J really liked to eat. He was all about having large quantities of good-tasting food. Meals were not always elaborate, but they were created with intention. Snacks were scheduled for every day. He had a secret stash of candy bars and blocks of cheese to nibble on when he was hungry between snack and meal times. I’m sure some of this was motivated by his high metabolism and generally athletic nature (he went on to compete in triathlons and complete epic, physically demanding expeditions). His groups took a lot of food with them and did not bring back food waste - which was good. And also, you’d know his groups because their first question, when they returned from their trip, was: “What’s for dinner?” J also told stories about food theft among his teammates, food sabotage (or just “tragically” poor cooking skills), food hoarding and food stress conversations of all sorts (what are we eating next, when are we eating, what about after that?). Everyone has their way of processing the challenge and adventure of a multi-week trip, and I also think a journal entry that is a list of food to eat when you get home might be missing some perspective.

Compare to A. Her trips were happening at the same time, with the same resources. A valued the unique and quirky nature of her teammates. When she returned, I marveled at how she managed to have another group of such delightful weirdos. There were silly inside jokes, sometimes songs or team dances - lots of laughing. They also did have their challenges, struggles and hard days. There were break-downs and build-ups, thunderstorms and sunny days (metaphorically and meteorologically). I suspect the food on their trip was just fine - no one had much to say about it.

Did J cultivate food-stressed participants and A cultivate free spirits? Yes. Was this an intentional part of their leadership plan? No.

The stories of J and A are really about the culture they created on their teams. You might be thinking, well, I’m not out in the woods with a gaggle of young people with nothing to go on but my own personal quirks as a guide. And yet….

Research by Richard Boyatzis shows that it is the mood of the leader that creates the culture of the team. What are your quirks, preferences or neuroses that are shaping your team's culture or influencing teammates' work-relationship expectations?

Those unintentional, unexplored facets of your personality are having an impact on your teammates. The intentional, known aspects are too. Your default responses to stress, celebration, challenge and joy define the culture you create as a leader.

Sometimes it’s easier to see this as a teammate by examining what is known as a “leadership style” or what becomes entrenched as organizational culture. The leader’s default responses to conflict or mistakes become the root of psychological safety (or lack of it) in the corporate culture. The degree of psychological safety in an organization is directly translated as the amount of toxicity workers perceive in organizational culture.
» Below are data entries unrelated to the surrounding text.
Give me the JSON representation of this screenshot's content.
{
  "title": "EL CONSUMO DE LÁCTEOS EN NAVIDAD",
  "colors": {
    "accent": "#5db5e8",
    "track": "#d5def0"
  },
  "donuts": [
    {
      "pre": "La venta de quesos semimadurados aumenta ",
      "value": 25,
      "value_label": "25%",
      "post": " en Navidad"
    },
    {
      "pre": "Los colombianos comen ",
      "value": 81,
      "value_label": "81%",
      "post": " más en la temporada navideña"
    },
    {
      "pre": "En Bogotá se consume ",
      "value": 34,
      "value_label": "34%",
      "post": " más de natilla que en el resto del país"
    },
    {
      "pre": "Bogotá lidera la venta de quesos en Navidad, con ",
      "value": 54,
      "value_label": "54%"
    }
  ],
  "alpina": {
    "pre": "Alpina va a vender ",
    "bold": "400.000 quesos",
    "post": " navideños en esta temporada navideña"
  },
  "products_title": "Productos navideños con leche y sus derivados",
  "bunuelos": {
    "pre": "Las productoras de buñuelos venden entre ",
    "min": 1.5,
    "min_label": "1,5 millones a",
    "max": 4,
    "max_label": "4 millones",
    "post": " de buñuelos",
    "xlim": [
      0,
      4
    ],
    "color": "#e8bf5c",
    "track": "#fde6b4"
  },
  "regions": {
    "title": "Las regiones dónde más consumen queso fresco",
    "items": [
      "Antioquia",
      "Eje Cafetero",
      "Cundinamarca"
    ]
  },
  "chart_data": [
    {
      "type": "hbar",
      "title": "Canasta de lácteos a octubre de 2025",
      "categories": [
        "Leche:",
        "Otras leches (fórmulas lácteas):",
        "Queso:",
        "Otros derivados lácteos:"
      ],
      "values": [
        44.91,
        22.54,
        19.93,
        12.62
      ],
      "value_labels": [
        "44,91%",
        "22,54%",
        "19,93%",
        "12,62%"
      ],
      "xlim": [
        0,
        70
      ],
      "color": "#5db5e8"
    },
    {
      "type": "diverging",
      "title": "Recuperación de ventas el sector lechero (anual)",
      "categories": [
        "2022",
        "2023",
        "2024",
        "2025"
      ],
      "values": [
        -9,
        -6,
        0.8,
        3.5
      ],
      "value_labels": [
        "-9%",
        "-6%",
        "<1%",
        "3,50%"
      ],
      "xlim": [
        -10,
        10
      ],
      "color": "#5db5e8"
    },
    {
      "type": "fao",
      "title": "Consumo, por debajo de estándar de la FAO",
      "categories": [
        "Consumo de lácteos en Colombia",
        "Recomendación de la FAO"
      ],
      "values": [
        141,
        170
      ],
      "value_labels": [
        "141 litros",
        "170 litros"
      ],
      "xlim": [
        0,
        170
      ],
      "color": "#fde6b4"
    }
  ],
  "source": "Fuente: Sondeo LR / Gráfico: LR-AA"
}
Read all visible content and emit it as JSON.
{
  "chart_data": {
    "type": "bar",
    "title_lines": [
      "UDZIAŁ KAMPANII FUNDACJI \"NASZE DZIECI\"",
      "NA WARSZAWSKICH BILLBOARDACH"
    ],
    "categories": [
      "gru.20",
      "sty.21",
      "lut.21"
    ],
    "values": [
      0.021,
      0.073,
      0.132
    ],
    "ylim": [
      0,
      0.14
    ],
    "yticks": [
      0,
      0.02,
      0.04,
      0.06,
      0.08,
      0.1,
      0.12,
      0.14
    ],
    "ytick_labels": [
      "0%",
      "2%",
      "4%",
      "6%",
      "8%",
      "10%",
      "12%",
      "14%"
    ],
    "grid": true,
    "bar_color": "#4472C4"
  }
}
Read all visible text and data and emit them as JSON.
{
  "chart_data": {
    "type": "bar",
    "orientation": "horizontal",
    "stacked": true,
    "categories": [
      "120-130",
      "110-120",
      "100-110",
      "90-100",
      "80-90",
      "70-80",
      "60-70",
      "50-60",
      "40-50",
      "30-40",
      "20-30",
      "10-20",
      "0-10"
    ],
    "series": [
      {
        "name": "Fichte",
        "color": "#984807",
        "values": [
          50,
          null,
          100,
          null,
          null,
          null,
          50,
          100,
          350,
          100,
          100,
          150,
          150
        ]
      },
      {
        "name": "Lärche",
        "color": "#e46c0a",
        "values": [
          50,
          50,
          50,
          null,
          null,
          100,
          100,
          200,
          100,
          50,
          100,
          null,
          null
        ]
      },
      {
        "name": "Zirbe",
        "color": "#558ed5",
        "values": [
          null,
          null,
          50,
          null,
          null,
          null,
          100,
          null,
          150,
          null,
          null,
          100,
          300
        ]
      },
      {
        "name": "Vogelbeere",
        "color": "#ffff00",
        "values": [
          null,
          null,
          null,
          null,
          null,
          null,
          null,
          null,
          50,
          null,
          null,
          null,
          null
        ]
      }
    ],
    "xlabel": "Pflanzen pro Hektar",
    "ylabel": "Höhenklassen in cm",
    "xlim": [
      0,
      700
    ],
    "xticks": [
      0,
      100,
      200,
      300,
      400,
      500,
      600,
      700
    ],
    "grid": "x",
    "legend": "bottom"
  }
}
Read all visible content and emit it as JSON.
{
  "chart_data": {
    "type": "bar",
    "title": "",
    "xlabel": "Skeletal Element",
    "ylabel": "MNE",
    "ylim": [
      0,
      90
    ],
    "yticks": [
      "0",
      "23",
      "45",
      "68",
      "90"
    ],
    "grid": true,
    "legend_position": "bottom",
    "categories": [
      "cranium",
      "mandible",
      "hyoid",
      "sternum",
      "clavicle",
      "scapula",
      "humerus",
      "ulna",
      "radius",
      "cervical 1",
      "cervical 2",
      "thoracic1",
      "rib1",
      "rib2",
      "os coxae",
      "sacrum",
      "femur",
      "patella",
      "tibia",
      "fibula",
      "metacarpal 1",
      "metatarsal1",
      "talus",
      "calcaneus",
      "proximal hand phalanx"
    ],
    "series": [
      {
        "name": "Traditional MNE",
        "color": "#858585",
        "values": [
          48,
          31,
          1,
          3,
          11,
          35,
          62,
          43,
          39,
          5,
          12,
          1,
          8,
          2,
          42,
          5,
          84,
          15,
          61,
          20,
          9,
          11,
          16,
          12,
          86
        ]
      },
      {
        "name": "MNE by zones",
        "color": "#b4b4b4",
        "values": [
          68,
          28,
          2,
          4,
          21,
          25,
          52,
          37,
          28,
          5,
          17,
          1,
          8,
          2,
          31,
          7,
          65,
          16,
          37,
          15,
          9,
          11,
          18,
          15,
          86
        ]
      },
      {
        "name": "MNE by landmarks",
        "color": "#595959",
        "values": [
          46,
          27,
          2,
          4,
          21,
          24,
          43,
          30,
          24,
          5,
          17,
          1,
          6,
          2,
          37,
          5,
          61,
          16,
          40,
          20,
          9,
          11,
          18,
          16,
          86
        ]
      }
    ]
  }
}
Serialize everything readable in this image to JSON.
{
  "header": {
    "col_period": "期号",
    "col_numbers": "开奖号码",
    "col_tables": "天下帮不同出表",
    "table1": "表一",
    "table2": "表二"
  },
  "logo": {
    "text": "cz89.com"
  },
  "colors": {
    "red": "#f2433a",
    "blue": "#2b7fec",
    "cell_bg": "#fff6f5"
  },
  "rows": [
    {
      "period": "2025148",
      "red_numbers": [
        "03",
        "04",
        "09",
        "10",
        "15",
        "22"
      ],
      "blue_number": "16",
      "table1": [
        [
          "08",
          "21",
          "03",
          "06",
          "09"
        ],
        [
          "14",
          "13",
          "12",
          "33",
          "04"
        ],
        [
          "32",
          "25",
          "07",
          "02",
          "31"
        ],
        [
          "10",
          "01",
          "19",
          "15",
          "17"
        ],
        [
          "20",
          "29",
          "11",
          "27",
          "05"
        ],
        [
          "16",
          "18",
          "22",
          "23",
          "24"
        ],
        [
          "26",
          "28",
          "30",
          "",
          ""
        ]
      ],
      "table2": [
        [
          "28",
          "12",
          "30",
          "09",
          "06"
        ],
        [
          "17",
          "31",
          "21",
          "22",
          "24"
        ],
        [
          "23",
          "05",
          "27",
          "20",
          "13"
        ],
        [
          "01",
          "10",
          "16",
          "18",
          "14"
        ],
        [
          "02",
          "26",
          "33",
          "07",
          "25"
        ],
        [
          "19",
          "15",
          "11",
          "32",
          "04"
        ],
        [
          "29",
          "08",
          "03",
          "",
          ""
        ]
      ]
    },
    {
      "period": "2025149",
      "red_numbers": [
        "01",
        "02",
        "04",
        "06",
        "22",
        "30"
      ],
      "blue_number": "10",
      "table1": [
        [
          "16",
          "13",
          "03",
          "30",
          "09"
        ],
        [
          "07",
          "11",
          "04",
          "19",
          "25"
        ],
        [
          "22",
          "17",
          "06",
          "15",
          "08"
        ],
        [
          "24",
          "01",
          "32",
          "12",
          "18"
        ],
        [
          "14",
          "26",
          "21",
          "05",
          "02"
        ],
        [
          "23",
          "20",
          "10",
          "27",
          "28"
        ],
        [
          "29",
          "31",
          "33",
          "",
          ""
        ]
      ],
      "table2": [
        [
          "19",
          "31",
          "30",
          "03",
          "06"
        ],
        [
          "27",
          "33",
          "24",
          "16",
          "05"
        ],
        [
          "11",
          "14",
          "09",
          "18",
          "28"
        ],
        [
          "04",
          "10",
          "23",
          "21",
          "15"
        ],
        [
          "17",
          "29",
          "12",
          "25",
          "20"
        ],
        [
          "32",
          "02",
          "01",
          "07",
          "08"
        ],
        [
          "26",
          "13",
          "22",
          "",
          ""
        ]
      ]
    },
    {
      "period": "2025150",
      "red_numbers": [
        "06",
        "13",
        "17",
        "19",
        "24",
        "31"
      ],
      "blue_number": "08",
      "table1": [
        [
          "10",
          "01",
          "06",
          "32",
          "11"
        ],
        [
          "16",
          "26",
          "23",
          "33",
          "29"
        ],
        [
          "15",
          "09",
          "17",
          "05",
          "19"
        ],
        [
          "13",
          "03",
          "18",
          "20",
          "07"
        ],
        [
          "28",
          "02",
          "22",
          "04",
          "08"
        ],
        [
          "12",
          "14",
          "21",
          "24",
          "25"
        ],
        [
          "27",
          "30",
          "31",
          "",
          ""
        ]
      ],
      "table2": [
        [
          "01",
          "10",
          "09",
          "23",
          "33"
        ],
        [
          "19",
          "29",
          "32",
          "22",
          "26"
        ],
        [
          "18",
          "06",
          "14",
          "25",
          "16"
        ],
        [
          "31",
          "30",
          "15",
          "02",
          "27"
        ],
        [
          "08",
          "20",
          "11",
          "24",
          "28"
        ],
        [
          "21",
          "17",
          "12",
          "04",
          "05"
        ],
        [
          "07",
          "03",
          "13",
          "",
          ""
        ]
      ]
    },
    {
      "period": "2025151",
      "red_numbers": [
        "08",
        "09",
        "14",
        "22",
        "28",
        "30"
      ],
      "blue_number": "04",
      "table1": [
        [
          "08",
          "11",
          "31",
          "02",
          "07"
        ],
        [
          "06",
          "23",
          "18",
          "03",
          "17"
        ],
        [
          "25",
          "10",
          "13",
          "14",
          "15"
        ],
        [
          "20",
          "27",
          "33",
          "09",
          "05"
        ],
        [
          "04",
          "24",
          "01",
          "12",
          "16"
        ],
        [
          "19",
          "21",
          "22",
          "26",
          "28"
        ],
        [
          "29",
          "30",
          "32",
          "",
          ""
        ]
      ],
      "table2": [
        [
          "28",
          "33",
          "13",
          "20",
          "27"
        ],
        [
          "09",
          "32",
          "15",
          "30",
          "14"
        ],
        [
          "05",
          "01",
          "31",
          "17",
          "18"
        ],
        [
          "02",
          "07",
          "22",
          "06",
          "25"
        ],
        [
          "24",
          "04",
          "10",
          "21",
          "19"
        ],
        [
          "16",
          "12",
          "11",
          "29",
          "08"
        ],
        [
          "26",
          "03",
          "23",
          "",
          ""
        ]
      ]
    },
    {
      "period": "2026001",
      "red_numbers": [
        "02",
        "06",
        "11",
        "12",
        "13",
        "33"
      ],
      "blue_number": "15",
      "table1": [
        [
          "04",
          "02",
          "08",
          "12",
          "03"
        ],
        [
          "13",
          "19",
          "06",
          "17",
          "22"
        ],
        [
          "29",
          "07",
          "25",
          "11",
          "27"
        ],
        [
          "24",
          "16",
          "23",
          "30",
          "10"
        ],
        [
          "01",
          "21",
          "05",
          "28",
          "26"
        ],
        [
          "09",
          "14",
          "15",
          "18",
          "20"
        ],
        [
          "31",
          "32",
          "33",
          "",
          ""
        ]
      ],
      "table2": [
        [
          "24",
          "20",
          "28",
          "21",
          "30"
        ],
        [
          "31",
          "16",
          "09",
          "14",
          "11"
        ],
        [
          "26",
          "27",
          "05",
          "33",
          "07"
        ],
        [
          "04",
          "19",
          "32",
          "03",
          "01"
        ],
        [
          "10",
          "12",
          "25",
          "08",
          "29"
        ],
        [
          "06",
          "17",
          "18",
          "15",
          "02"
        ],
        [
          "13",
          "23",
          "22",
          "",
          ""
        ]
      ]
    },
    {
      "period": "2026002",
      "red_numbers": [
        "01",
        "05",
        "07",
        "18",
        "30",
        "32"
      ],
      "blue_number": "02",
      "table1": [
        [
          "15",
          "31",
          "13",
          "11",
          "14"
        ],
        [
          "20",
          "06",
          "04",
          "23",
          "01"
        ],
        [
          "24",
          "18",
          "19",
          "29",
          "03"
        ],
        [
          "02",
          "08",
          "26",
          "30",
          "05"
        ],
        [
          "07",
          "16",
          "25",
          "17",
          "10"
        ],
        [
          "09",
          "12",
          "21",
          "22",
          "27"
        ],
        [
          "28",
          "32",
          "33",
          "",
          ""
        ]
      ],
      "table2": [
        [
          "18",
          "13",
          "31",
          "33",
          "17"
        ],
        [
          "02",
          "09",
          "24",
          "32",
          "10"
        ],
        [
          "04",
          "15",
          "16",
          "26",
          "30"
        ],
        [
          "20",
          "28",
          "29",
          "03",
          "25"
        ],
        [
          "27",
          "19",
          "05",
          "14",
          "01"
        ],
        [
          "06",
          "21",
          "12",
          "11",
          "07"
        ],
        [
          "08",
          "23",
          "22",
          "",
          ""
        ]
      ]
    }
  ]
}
What is to be done about this? You may like food, and you may want creative free spirits to populate your team. You may avoid conflicts and deliver a harsh defensive-aggressive response when someone points out a mistake.

The short story is that you can change your defaults. You can respond differently to conflict or mistakes or food access, or quirky personality traits. It may take coaching or mindset work or one of several pathways to personal growth to be a leader who defaults to building psychologically safe teams during the chaos of work-life.

Start first with some real-talk examination of the culture around you on your team. What do you like about it? What parts seem counterproductive or downright ick? How does that culture mirror (or represent an amplification of) aspects of your personality or default response to the challenges you’re facing together?

Start with what is, then look at creating the path and process that is the culture you dream of. It starts with how you act every day - which is ultimately freeing because if you don’t like what you’re seeing, you have an opportunity to be on a better path with every interaction.